I certainly hope it’s been mechanically improved, lest …
Readers will recall I once mused about what a journalist should drive due to a problem getting a particular photo. Well, here’s the answer to at least the issue of being able to get up high enough — to get on top of the truck’s topper, or stand in the bed, if the local authorities don’t want you getting a particular photo. Add to that a dashcam, public-service-band radio scanner, and 12-volt power inverter, and who needs an office?

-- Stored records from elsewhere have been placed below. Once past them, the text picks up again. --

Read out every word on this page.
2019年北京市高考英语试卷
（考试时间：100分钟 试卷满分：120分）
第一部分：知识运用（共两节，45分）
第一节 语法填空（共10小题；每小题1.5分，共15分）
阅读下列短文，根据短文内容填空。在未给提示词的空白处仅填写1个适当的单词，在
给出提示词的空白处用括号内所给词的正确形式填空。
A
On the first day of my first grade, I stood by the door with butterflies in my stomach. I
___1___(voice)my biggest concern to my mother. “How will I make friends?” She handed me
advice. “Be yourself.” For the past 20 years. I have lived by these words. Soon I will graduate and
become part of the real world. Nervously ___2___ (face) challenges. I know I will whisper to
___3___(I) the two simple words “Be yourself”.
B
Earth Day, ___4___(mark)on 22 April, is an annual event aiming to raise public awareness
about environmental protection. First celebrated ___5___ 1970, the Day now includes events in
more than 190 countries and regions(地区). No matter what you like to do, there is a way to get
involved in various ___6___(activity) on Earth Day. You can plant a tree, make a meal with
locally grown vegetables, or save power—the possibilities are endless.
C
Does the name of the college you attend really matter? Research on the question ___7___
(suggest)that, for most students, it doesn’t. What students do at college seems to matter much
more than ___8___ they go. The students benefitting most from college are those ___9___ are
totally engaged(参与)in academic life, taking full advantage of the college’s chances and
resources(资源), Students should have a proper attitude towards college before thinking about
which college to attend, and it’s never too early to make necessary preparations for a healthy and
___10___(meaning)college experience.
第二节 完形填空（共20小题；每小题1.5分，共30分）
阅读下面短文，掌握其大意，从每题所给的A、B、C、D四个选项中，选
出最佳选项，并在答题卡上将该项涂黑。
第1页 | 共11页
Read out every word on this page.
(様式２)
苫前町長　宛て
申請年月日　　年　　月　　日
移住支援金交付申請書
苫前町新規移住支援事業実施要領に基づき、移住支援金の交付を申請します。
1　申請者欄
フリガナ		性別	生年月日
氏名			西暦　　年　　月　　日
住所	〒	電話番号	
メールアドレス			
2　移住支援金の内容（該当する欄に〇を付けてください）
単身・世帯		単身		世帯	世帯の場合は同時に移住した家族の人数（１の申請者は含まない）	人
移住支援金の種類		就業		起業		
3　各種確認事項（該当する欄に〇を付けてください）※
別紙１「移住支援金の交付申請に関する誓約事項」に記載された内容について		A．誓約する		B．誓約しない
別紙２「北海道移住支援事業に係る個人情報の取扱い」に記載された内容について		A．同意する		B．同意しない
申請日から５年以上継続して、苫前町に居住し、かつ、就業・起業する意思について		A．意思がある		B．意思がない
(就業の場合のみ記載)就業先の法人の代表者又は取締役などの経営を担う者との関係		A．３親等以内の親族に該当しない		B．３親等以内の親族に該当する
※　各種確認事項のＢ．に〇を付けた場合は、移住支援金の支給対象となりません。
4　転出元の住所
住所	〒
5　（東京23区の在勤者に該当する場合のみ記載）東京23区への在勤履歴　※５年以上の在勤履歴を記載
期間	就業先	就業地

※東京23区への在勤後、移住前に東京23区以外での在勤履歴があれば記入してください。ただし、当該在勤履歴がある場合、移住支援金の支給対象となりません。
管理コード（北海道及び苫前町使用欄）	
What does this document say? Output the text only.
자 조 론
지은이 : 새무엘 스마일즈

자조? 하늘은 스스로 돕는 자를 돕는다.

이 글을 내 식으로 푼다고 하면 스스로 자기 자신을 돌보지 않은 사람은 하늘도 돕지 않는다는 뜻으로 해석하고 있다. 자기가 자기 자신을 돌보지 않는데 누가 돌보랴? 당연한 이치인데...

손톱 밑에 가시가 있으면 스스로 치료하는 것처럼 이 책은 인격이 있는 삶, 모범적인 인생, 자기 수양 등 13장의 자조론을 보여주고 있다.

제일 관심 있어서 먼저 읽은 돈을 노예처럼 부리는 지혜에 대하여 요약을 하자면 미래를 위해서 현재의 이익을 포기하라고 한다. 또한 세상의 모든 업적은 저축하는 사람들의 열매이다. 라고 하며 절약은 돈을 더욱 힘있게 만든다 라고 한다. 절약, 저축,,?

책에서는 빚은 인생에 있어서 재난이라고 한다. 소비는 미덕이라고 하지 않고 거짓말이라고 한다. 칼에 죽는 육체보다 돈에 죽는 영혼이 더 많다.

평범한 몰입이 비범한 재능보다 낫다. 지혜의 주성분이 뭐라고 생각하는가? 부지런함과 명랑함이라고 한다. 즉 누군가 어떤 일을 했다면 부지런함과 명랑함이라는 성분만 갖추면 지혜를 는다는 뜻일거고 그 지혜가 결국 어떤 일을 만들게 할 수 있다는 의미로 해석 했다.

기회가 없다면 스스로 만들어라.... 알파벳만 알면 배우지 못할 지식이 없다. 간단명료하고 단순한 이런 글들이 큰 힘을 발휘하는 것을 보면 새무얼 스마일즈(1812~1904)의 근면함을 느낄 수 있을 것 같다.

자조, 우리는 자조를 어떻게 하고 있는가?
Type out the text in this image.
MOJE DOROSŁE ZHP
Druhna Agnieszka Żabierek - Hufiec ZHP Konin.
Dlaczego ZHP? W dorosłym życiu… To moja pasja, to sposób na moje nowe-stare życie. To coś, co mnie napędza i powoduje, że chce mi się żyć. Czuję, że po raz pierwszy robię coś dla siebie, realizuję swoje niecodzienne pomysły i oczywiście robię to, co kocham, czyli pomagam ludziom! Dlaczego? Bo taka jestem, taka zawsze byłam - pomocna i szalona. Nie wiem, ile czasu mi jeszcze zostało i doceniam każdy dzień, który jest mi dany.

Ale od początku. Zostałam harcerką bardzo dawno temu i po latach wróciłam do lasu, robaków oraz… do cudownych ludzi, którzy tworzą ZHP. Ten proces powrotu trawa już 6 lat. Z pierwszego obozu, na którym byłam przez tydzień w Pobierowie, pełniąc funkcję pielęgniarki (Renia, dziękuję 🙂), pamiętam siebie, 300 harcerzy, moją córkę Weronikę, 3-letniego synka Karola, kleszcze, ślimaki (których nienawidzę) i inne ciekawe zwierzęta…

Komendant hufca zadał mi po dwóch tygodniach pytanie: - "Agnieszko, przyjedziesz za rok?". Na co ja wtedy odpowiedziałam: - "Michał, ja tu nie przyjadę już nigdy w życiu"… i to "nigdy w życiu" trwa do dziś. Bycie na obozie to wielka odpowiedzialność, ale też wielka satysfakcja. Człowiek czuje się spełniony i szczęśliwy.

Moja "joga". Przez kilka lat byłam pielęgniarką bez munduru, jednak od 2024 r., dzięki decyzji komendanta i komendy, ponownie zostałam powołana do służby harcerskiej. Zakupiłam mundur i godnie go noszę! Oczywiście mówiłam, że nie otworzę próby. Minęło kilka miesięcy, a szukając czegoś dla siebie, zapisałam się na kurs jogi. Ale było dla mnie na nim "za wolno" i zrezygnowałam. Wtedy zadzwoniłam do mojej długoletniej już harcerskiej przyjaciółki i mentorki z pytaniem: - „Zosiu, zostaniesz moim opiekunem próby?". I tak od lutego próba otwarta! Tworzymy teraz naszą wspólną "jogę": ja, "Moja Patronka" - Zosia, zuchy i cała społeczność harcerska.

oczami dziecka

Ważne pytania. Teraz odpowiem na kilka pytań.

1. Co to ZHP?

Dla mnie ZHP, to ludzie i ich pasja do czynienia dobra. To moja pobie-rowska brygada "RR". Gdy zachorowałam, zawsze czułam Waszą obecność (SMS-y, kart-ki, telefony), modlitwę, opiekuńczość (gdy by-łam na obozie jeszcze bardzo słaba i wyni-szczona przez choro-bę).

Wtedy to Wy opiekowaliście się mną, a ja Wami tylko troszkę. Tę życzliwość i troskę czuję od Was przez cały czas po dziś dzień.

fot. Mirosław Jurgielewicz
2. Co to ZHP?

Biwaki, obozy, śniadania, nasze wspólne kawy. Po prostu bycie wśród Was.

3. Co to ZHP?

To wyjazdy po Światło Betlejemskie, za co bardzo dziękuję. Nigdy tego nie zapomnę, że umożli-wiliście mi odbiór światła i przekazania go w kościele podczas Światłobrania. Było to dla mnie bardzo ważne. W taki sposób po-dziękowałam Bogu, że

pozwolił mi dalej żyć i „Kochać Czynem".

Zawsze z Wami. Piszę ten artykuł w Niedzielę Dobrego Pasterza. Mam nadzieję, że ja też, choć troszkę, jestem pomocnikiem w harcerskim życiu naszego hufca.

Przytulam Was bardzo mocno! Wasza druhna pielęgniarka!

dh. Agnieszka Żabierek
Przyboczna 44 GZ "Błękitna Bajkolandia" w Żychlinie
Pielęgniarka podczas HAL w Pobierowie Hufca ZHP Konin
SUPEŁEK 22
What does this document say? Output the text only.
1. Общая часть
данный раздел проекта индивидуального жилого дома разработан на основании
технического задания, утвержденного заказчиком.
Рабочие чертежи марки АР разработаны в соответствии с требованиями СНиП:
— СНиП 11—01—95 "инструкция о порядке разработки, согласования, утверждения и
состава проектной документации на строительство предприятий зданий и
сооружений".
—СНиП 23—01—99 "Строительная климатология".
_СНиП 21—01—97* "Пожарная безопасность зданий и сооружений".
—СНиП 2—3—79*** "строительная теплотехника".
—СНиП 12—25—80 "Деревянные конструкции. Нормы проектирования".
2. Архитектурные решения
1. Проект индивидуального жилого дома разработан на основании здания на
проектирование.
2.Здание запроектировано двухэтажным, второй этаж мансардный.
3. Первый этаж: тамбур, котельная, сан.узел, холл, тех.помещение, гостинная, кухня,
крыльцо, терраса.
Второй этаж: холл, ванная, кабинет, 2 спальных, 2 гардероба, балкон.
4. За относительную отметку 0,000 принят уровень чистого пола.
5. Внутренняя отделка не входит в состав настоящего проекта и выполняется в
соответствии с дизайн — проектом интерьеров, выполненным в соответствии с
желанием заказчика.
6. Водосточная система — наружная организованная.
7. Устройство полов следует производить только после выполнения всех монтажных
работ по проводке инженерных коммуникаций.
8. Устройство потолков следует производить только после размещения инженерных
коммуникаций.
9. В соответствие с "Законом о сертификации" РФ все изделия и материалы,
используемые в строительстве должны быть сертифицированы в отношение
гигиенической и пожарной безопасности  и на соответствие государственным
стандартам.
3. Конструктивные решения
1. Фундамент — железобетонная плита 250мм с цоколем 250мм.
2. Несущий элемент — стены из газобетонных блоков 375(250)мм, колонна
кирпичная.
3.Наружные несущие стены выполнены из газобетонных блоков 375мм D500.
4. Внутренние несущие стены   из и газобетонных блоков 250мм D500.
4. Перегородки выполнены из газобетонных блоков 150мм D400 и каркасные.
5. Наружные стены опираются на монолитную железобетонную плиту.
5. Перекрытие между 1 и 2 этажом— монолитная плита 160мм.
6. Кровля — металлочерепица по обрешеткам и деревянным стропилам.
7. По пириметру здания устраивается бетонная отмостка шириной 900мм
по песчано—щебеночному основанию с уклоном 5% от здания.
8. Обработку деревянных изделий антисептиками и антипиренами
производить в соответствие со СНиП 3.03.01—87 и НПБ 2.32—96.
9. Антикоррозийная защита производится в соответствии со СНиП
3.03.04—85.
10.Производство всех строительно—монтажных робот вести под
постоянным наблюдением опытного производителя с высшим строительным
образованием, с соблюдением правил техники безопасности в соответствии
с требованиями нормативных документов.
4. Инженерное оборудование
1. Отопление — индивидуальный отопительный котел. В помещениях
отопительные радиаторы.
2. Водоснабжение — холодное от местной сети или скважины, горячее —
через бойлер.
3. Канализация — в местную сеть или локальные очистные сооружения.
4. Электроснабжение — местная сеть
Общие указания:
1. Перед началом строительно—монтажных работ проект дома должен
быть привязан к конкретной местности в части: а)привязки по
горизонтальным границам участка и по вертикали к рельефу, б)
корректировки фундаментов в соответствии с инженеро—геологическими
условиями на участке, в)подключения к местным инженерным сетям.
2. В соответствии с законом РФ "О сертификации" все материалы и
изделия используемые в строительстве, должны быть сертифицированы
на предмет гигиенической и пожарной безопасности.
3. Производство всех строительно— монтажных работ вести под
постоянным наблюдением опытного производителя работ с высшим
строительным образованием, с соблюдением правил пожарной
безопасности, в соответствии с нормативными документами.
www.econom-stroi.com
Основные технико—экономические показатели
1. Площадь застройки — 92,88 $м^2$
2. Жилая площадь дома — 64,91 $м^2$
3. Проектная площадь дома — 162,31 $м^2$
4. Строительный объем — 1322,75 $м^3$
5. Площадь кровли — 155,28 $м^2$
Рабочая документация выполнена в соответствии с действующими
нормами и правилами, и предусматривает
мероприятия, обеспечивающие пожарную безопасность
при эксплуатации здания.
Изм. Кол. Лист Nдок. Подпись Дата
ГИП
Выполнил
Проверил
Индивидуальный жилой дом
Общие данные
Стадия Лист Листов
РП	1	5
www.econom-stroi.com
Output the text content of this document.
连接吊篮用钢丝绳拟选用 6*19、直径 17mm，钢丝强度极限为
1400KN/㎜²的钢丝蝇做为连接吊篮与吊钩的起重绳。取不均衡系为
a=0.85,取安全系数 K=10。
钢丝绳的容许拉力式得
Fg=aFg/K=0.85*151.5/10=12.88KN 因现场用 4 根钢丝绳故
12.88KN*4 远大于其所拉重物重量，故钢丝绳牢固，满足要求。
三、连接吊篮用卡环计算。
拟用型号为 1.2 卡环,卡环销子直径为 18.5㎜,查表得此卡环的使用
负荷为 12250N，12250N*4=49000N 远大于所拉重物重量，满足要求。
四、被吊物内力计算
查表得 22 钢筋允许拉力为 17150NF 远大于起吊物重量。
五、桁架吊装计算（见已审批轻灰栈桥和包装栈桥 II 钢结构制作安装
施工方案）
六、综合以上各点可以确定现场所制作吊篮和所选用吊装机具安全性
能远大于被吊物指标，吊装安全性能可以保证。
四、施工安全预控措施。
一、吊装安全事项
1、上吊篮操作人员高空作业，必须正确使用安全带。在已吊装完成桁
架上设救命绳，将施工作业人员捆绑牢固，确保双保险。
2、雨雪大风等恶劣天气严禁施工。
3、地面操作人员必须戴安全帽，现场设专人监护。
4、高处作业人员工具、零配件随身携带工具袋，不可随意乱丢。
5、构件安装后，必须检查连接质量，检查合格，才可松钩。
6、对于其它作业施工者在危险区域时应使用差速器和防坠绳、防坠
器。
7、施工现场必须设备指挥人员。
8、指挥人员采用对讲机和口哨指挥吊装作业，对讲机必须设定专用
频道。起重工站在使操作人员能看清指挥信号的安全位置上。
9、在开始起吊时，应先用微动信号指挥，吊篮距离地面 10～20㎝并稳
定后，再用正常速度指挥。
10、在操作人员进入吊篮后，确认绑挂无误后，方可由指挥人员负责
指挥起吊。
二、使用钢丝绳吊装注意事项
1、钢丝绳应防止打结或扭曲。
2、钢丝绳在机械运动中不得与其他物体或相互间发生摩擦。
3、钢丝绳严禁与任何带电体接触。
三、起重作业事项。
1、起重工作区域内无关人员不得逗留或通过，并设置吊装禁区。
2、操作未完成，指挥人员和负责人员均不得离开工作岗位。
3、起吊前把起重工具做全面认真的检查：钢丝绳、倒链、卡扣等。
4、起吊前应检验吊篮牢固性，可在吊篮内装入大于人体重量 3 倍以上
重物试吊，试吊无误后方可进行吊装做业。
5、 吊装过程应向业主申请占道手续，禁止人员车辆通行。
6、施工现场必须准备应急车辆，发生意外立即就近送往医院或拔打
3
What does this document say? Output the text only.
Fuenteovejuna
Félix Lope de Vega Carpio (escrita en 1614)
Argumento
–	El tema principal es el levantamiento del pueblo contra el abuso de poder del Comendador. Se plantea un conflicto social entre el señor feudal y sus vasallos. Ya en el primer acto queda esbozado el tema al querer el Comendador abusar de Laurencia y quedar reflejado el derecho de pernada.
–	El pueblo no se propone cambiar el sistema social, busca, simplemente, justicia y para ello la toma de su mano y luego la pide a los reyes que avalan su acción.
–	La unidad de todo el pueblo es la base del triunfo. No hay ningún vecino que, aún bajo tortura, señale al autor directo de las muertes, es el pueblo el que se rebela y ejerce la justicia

According to a Facebook meme I saw yesterday, owning a Chevy means “I love America and may own guns.” That could apply to Ford as well, of course. It’s been said that you don’t actually need to own a pickup (or boat), you just need to know someone who has one. I guess we’ll
Our new-to-us truck shows off the emotional attachment some drivers have with their vehicles. The seller asked to start what he called “The Beast.” He had installed a MagnaFlow muffler and dual exhaust on it (thus most likely improving the engine from its 1995 listing of 210 horsepower and 310 foot-pounds of torque), and he wanted to hear the engine and exhaust sound one last time. Driving is a sensory experience.